M. Philippe Marini, rapporteur général. L'avis de la commission n'en est pas modifié. En effet, passer du dispositif actuel qui apporte des garanties de pluralisme dans l'expression des points de vue à une décision solitaire du ministre, c'est une régression. J'avoue ne pas comprendre très bien pour quelle raison on semble envisager une telle évolution.
M. le président. Personne ne demande la parole ?...
Je mets aux voix l'amendement n° 100 rectifié, repoussé par la commission et accepté par le Gouvernement.

(L'amendement n'est pas adopté.)
(M. Paul Girod remplace M. Christian Poncelet au fauteuil de la présidence.)

PRÉSIDENCE DE M. PAUL GIROD
vice-président

M. le président. Par amendement n° 101, M. Foucaud, Mme Beaudeau, M. Loridant et les membres du groupe communiste républicain et citoyen proposent, dans le deuxième alinéa du II du texte présenté par le 2 du I de l'article 6 pour l'article L. 312-1-2 du code monétaire et financier, après les mots : « Ces agents peuvent », d'insérer les mots : « , même par un contrôle inopiné, ».
La parole est à M. Foucaud.
M. Thierry Foucaud. Cet amendement porte sur les conditions du contrôle des établissements de crédit par les agents assermentés de la Banque de France.
Dans sa rédaction actuelle, le paragraphe 2 du I de l'article L. 312-1-2 du code monétaire et financier est relativement équilibré ; il précise notamment les conditions dans lesquelles ces contrôles peuvent être effectués. Selon nous, il manque toutefois à cet article une précision indispensable concernant une visite de contrôle rendue possible sans convocation ou avertissement, visite pouvant, par exemple, découler de la saisine des agents habilités par un usager ou par une association de consommateurs agréée. Tel est l'objet de la précision rédactionnelle que notre amendement vise à introduire dans le texte de l'article.
M. le président.
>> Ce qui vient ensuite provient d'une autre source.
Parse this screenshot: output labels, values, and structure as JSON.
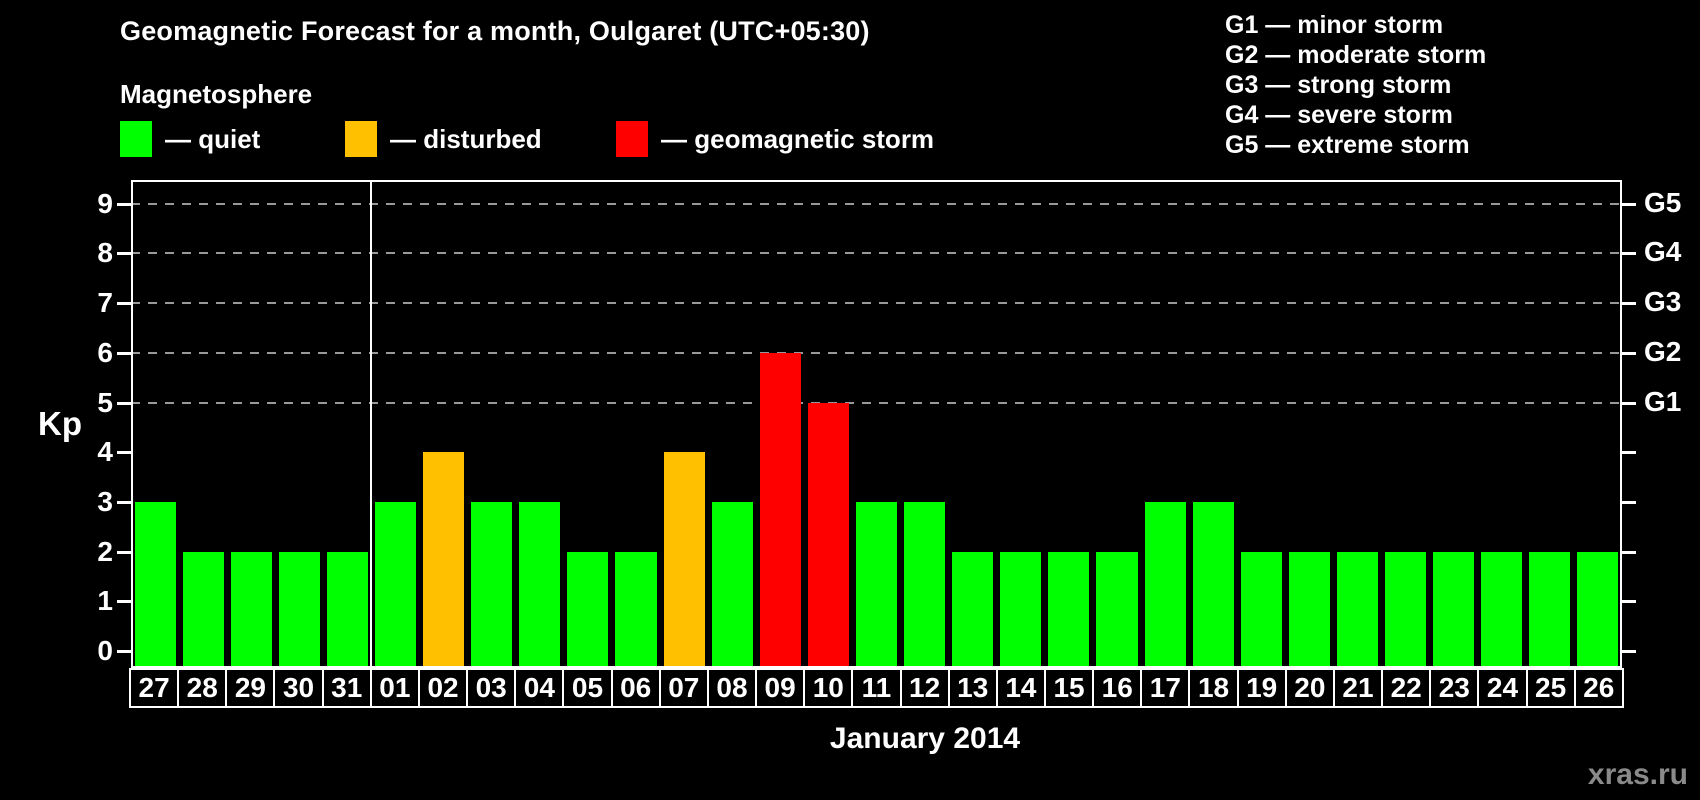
{
  "header": {
    "title": "Geomagnetic Forecast for a month, Oulgaret (UTC+05:30)"
  },
  "legend": {
    "heading": "Magnetosphere",
    "items": [
      {
        "key": "quiet",
        "label": "— quiet",
        "color": "#00ff00"
      },
      {
        "key": "disturbed",
        "label": "— disturbed",
        "color": "#ffc000"
      },
      {
        "key": "storm",
        "label": "— geomagnetic storm",
        "color": "#ff0000"
      }
    ]
  },
  "g_legend": {
    "items": [
      "G1 — minor storm",
      "G2 — moderate storm",
      "G3 — strong storm",
      "G4 — severe storm",
      "G5 — extreme storm"
    ]
  },
  "axes": {
    "y_label": "Kp",
    "y_ticks": [
      0,
      1,
      2,
      3,
      4,
      5,
      6,
      7,
      8,
      9
    ],
    "right_labels": [
      {
        "kp": 5,
        "label": "G1"
      },
      {
        "kp": 6,
        "label": "G2"
      },
      {
        "kp": 7,
        "label": "G3"
      },
      {
        "kp": 8,
        "label": "G4"
      },
      {
        "kp": 9,
        "label": "G5"
      }
    ],
    "x_label": "January 2014"
  },
  "watermark": "xras.ru",
  "chart_data": {
    "type": "bar",
    "title": "Geomagnetic Forecast for a month, Oulgaret (UTC+05:30)",
    "xlabel": "January 2014",
    "ylabel": "Kp",
    "ylim": [
      0,
      9.5
    ],
    "grid_levels": [
      5,
      6,
      7,
      8,
      9
    ],
    "legend_position": "top",
    "categories": [
      "27",
      "28",
      "29",
      "30",
      "31",
      "01",
      "02",
      "03",
      "04",
      "05",
      "06",
      "07",
      "08",
      "09",
      "10",
      "11",
      "12",
      "13",
      "14",
      "15",
      "16",
      "17",
      "18",
      "19",
      "20",
      "21",
      "22",
      "23",
      "24",
      "25",
      "26"
    ],
    "values": [
      3,
      2,
      2,
      2,
      2,
      3,
      4,
      3,
      3,
      2,
      2,
      4,
      3,
      6,
      5,
      3,
      3,
      2,
      2,
      2,
      2,
      3,
      3,
      2,
      2,
      2,
      2,
      2,
      2,
      2,
      2
    ],
    "statuses": [
      "quiet",
      "quiet",
      "quiet",
      "quiet",
      "quiet",
      "quiet",
      "disturbed",
      "quiet",
      "quiet",
      "quiet",
      "quiet",
      "disturbed",
      "quiet",
      "storm",
      "storm",
      "quiet",
      "quiet",
      "quiet",
      "quiet",
      "quiet",
      "quiet",
      "quiet",
      "quiet",
      "quiet",
      "quiet",
      "quiet",
      "quiet",
      "quiet",
      "quiet",
      "quiet",
      "quiet"
    ],
    "colors": {
      "quiet": "#00ff00",
      "disturbed": "#ffc000",
      "storm": "#ff0000"
    },
    "previous_month_days": [
      "27",
      "28",
      "29",
      "30",
      "31"
    ],
    "month_divider_after_index": 4
  }
}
Quel est l'avis de la commission ?
M. Philippe Marini, rapporteur général. La commission estime a priori que cet amendement est superfétatoire. Il lui semble qu'il n'ajoute rien aux possibilités dont bénéficient aujourd'hui les agents de contrôle de la Banque de France et de la DGCCRF, la direction générale de la concurrence, de la consommation et de la répression des fraudes. Néanmoins, la commission souhaiterait connaître l'avis du Gouvernement.
M. le président. Quel est l'avis du Gouvernement ?
Mme Florence Parly, secrétaire d'Etat. Cet amendement est en effet superfétatoire, dans la mesure où tout agent public investi de pouvoirs d'enquête peut exercer un contrôle inopiné. Nous craignons même qu'il ne se révèle contre-productif s'agissant des autres contrôles qu'exerce la DGCCRF. Pour cette raison, nous en souhaitons le retrait.
M. le président. Monsieur Foucaud, l'amendement n° 101 est-il maintenu ?
M. Thierry Foucaud. Non, monsieur le président, je le retire.
M. le président. L'amendement n° 101 est retiré.
Personne ne demande la parole ?...
Je mets aux voix le texte proposé pour l'article L. 312-1-2 du code monétaire et financier.